TESLİMİYET POLİTİKASINI AÇIKLADI
7’li koalisyonun Cumhurbaşkanı adayı hızını alamayıp, Türkiye’de darbecilerin Batı’nın desteğini almak için kullandıkları “NATO’ya bağlıyız” sözünü hatırlatacak çıkışta da bulundu. Yine Rusya’yı hedef alan Kılıçdaroğlu, “Türkiye, Batı ittifakının ve NATO’nun bir üyesidir ve Putin de bunu çok iyi bilmektedir. Türkiye NATO tarafından alınan kararlara uymak zorundadır” diyerek adeta bir teslimiyet politikasının mesajını Batılı başkentlere verdi.

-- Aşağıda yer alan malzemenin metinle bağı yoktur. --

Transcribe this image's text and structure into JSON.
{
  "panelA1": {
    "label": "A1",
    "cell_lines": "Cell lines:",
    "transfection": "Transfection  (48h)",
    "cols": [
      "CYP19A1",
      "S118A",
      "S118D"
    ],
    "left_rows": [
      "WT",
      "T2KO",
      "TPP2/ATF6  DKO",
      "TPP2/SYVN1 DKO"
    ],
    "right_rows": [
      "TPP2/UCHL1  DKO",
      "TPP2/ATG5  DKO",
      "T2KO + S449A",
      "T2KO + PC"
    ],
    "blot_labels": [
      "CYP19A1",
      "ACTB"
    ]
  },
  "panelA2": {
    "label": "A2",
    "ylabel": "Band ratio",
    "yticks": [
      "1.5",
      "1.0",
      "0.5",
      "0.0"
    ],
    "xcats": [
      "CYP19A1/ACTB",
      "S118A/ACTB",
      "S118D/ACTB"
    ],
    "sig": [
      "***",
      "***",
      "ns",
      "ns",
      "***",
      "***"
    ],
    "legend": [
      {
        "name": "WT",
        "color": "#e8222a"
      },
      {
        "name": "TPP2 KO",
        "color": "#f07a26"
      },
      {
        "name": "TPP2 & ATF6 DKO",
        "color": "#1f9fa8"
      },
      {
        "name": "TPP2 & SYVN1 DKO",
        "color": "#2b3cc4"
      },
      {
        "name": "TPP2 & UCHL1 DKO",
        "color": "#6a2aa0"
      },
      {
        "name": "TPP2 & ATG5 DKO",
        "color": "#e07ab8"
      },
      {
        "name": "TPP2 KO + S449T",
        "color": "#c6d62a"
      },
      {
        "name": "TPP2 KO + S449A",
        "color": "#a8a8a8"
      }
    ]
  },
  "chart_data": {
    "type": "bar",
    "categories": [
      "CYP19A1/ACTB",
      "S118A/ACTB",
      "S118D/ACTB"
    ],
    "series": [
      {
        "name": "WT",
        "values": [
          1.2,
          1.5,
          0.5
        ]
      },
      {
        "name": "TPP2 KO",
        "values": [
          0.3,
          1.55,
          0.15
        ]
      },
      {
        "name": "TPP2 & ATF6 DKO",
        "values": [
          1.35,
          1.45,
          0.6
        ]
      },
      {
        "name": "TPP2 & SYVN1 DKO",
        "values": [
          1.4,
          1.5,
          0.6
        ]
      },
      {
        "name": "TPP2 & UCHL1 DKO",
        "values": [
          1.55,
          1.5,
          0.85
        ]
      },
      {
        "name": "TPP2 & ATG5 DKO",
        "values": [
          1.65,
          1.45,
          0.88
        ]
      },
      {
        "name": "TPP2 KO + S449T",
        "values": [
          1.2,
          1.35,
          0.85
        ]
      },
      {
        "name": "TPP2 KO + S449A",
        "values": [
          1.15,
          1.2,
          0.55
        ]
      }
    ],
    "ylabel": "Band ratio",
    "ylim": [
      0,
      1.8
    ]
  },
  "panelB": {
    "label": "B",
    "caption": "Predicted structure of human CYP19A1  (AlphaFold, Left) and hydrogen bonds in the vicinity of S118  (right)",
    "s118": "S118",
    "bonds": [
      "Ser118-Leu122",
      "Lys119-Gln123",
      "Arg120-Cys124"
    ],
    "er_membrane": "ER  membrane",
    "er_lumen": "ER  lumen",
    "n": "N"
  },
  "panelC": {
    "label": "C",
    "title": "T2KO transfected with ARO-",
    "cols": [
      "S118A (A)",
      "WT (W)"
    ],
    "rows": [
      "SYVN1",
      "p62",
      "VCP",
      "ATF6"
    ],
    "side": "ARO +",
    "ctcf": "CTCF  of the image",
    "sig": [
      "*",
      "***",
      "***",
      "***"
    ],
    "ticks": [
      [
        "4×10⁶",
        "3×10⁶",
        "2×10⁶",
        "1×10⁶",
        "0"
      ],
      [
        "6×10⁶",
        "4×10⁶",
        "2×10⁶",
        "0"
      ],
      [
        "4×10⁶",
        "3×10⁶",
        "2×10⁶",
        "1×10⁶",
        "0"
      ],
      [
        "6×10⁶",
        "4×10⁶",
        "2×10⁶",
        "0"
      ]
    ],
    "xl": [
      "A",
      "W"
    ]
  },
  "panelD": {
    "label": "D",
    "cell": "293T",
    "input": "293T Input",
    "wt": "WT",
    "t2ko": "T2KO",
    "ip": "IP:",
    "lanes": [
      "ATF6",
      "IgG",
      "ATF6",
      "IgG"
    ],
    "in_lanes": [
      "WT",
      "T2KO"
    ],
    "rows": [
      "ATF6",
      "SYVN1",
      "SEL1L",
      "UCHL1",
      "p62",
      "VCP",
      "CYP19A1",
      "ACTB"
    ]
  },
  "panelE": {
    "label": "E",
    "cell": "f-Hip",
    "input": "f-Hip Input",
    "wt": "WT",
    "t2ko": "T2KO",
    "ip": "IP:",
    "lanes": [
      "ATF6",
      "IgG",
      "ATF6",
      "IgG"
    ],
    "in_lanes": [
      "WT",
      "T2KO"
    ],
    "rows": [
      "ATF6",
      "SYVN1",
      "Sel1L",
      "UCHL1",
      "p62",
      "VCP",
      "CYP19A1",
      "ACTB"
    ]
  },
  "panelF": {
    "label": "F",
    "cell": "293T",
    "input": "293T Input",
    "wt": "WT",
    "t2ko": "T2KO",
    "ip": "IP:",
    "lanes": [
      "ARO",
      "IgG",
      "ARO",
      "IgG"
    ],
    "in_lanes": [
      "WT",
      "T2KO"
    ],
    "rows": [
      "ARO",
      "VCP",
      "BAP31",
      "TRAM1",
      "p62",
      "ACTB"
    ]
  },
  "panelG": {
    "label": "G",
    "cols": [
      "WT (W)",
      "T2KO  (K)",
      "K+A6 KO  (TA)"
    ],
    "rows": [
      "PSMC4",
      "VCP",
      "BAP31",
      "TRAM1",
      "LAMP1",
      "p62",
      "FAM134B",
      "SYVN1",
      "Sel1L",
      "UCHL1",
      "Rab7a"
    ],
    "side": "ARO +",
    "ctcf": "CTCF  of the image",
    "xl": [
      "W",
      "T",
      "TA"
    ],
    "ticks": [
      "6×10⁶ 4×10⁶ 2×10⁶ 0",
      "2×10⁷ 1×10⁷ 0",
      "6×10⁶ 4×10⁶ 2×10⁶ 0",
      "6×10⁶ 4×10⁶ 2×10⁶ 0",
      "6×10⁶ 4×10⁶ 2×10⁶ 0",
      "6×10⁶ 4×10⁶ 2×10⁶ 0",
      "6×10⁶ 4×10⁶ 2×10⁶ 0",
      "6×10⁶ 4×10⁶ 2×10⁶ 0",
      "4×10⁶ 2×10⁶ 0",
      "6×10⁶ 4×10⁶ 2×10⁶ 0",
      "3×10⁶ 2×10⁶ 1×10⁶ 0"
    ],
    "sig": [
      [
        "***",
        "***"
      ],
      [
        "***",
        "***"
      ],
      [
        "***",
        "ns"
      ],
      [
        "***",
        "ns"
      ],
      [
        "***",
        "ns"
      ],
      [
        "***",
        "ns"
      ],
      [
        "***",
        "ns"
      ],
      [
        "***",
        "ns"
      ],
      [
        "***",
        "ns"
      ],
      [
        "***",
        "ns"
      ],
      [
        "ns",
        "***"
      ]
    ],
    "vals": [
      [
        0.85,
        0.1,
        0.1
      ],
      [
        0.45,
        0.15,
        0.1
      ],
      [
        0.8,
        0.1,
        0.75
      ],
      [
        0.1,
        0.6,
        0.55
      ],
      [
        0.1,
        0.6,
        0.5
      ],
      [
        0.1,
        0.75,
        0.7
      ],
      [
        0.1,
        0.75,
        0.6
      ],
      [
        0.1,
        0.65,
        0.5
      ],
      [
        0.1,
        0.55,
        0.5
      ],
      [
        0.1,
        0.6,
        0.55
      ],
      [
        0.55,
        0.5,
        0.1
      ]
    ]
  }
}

BAĞIMLI DIŞ POLİTİKA VAADİ
Bir başka ABD yayın organı Bloomberg’de yayınlanan seçim analizinde de, muhalefetin Batı’ya daha bağımlı bir dış politika vadettiği ve bu kapsamda Batı ile ilişkileri düzeltmek için Kılıçdaroğlu yönetiminin İsveç’in NATO’ya kabulünü sorgusuz kabul edeceğini ve S-400’leri hangara kaldıracağını yazdı. Yazıda kritik bir değerlendirmeye de yer verildi. Erdoğan’ın görevde olduğu süre boyunca uluslararası alanda Batı’nın nüfuzunun azaldığı ve Çin öncülüğündeki Avrasya’nın denklemde ağırlığının arttığı kaydedilerek, Kılıçdaroğlu’nun iki kutup arasında yaptığı Batı yanlısı tercihe kuşkuyla yaklaşıldı.
DARBECİLERİN ŞİFRESİ
Türkiye’de gerçekleştirilen darbeler ve darbe girişimlerinin ortak noktası, darbecilerin hazırladıkları bildirilerde Batı’ya yönelik verdikleri tavizkar sözlerdir. 14 Mayıs 1950’de “Yeter söz milletindir” sözüyle iktidara gelen Başbakan Adnan Menderes iktidarı 27 Mayıs 1960 tarihinde düzenlenen askeri darbeyle indirilirken, yayınlanan darbe metninde, “Bütün ittifaklarımıza ve taahhütlerimize sadığız. NATO ve CENTO’ya inanıyoruz ve bağlıyız” ifadesi yer alıyordu. Yine 12 Eylül darbesinde, darbecilerin ilk adımı, Yunanistan’ın NATO’nun askeri kanadına dönüşünü sorgusuz sualsiz onaylamak olmuştu. Bu ABD’nin darbecilere destek için şart koştuğu adımlardan biriydi. 15 Temmuz FETÖ darbe girişiminde de “Yurtta Sulh Konseyi BM-NATO ve diğer tüm uluslararası kuruluşlarla oluşturulmuş yükümlülükleri yerine getirecek her türlü tedbiri almıştır” ifadelerine yer verilmişti.